Reputation: 39
I have shell script for split xml files. but have one million xml files in Customer environment。the script running slow。could run Multithreading mode ?
Thanks!
my shell script:
#!/bin/sh
File=/home/spark/PktLog
count=0
startLine=(`sed -n -e '/?xml version="1.0" encoding/=' $File`)
fileEnd=`sed -n '$=' $File`
endLine=(`echo ${startLine[*]} | awk -v a=$fileEnd '{for(i=2;i<=NF;i++) printf("%d ",$i-1);print a}'`)
let maxIndex=${#startLine[@]}-1
for n in `seq 0 $maxIndex`
do
sed -n "${startLine[$n]},${endLine[$n]}p" $File >result_${n}.xml
done
echo $startLine[@]`enter code here`
Upvotes: 0
Views: 30
Reputation: 123680
Your method is very slow because it reads the input file many times.
Instead of trying to make it faster with multithreading, you should rewrite the script to only read the input file one time.

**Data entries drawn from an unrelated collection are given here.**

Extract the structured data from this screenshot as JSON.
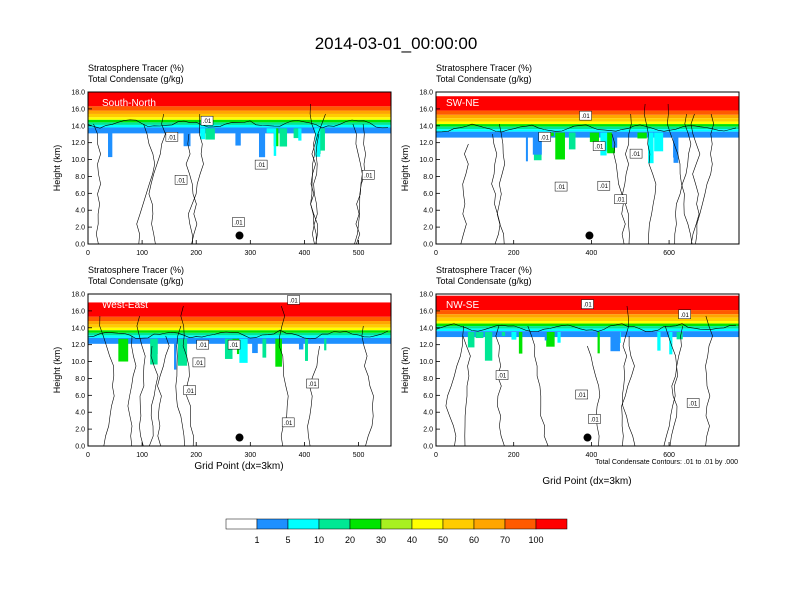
{
  "title": "2014-03-01_00:00:00",
  "colors": {
    "background": "#ffffff",
    "axis": "#000000",
    "contour": "#000000",
    "label_text": "#ffffff"
  },
  "chart_data": [
    {
      "type": "heatmap",
      "panel_label": "South-North",
      "subtitle_line1": "Stratosphere Tracer   (%)",
      "subtitle_line2": "Total Condensate   (g/kg)",
      "xlabel": "",
      "ylabel": "Height (km)",
      "xlim": [
        0,
        560
      ],
      "ylim": [
        0,
        18
      ],
      "xticks": [
        0,
        100,
        200,
        300,
        400,
        500
      ],
      "yticks": [
        0.0,
        2.0,
        4.0,
        6.0,
        8.0,
        10.0,
        12.0,
        14.0,
        16.0,
        18.0
      ],
      "tropopause_km": 14.5,
      "marker": {
        "x": 280,
        "y": 1.0
      },
      "contour_labels": [
        {
          "x": 220,
          "y": 14.6,
          "text": ".01"
        },
        {
          "x": 155,
          "y": 12.7,
          "text": ".01"
        },
        {
          "x": 172,
          "y": 7.6,
          "text": ".01"
        },
        {
          "x": 320,
          "y": 9.4,
          "text": ".01"
        },
        {
          "x": 518,
          "y": 8.2,
          "text": ".01"
        },
        {
          "x": 278,
          "y": 2.6,
          "text": ".01"
        }
      ]
    },
    {
      "type": "heatmap",
      "panel_label": "SW-NE",
      "subtitle_line1": "Stratosphere Tracer   (%)",
      "subtitle_line2": "Total Condensate   (g/kg)",
      "xlabel": "",
      "ylabel": "Height (km)",
      "xlim": [
        0,
        780
      ],
      "ylim": [
        0,
        18
      ],
      "xticks": [
        0,
        200,
        400,
        600
      ],
      "yticks": [
        0.0,
        2.0,
        4.0,
        6.0,
        8.0,
        10.0,
        12.0,
        14.0,
        16.0,
        18.0
      ],
      "tropopause_km": 14.0,
      "marker": {
        "x": 395,
        "y": 1.0
      },
      "contour_labels": [
        {
          "x": 280,
          "y": 12.7,
          "text": ".01"
        },
        {
          "x": 420,
          "y": 11.6,
          "text": ".01"
        },
        {
          "x": 385,
          "y": 15.2,
          "text": ".01"
        },
        {
          "x": 515,
          "y": 10.7,
          "text": ".01"
        },
        {
          "x": 322,
          "y": 6.8,
          "text": ".01"
        },
        {
          "x": 432,
          "y": 6.9,
          "text": ".01"
        },
        {
          "x": 475,
          "y": 5.3,
          "text": ".01"
        }
      ]
    },
    {
      "type": "heatmap",
      "panel_label": "West-East",
      "subtitle_line1": "Stratosphere Tracer   (%)",
      "subtitle_line2": "Total Condensate   (g/kg)",
      "xlabel": "Grid Point (dx=3km)",
      "ylabel": "Height (km)",
      "xlim": [
        0,
        560
      ],
      "ylim": [
        0,
        18
      ],
      "xticks": [
        0,
        100,
        200,
        300,
        400,
        500
      ],
      "yticks": [
        0.0,
        2.0,
        4.0,
        6.0,
        8.0,
        10.0,
        12.0,
        14.0,
        16.0,
        18.0
      ],
      "tropopause_km": 13.5,
      "marker": {
        "x": 280,
        "y": 1.0
      },
      "contour_labels": [
        {
          "x": 380,
          "y": 17.3,
          "text": ".01"
        },
        {
          "x": 212,
          "y": 12.0,
          "text": ".01"
        },
        {
          "x": 270,
          "y": 12.0,
          "text": ".01"
        },
        {
          "x": 205,
          "y": 9.9,
          "text": ".01"
        },
        {
          "x": 188,
          "y": 6.6,
          "text": ".01"
        },
        {
          "x": 415,
          "y": 7.4,
          "text": ".01"
        },
        {
          "x": 370,
          "y": 2.8,
          "text": ".01"
        }
      ]
    },
    {
      "type": "heatmap",
      "panel_label": "NW-SE",
      "subtitle_line1": "Stratosphere Tracer   (%)",
      "subtitle_line2": "Total Condensate   (g/kg)",
      "xlabel": "Grid Point (dx=3km)",
      "ylabel": "Height (km)",
      "xlim": [
        0,
        780
      ],
      "ylim": [
        0,
        18
      ],
      "xticks": [
        0,
        200,
        400,
        600
      ],
      "yticks": [
        0.0,
        2.0,
        4.0,
        6.0,
        8.0,
        10.0,
        12.0,
        14.0,
        16.0,
        18.0
      ],
      "tropopause_km": 14.3,
      "marker": {
        "x": 390,
        "y": 1.0
      },
      "contour_labels": [
        {
          "x": 390,
          "y": 16.8,
          "text": ".01"
        },
        {
          "x": 640,
          "y": 15.6,
          "text": ".01"
        },
        {
          "x": 170,
          "y": 8.4,
          "text": ".01"
        },
        {
          "x": 375,
          "y": 6.1,
          "text": ".01"
        },
        {
          "x": 408,
          "y": 3.2,
          "text": ".01"
        },
        {
          "x": 662,
          "y": 5.1,
          "text": ".01"
        }
      ]
    }
  ],
  "contour_note": "Total Condensate Contours: .01 to .01 by .000",
  "colorbar": {
    "labels": [
      "1",
      "5",
      "10",
      "20",
      "30",
      "40",
      "50",
      "60",
      "70",
      "100"
    ],
    "colors": [
      "#ffffff",
      "#1e90ff",
      "#00ffff",
      "#00e894",
      "#00e400",
      "#a8f020",
      "#ffff00",
      "#ffcc00",
      "#ffa500",
      "#ff5a00",
      "#ff0000"
    ]
  }
}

Here is an example input file:
$ cat testfile
<?xml version="1.0" encoding="UTF-8"?>
<test>
<some data />
</test>
<?xml version="1.0" encoding="UTF-8"?>
<test>
<more />
<data />
</test>
<?xml version="1.0" encoding="UTF-8"?>
<test>
<more type="data" />
</test>
Here is an awk
command that reads the file one time, and writes each document to a separate file:
$ awk 'BEGIN { file="/dev/null"; n=0; }
/xml version="1.0" encoding/ {
close(file);
file="file" ++n ".xml";
}
{print > file;}' testfile
Here is the result:
$ cat file1.xml
<?xml version="1.0" encoding="UTF-8"?>
<test>
<some data />
</test>
$ cat file2.xml
<?xml version="1.0" encoding="UTF-8"?>
<test>
<more />
<data />
</test>
This is much faster:
$ grep -c 'xml version' PktLog
3000
$ time ./yourscript
real 0m9.791s
user 0m6.849s
sys 0m2.660s
$ time ./thisscript
real 0m0.248s
user 0m0.130s
sys 0m0.107s
Upvotes: 1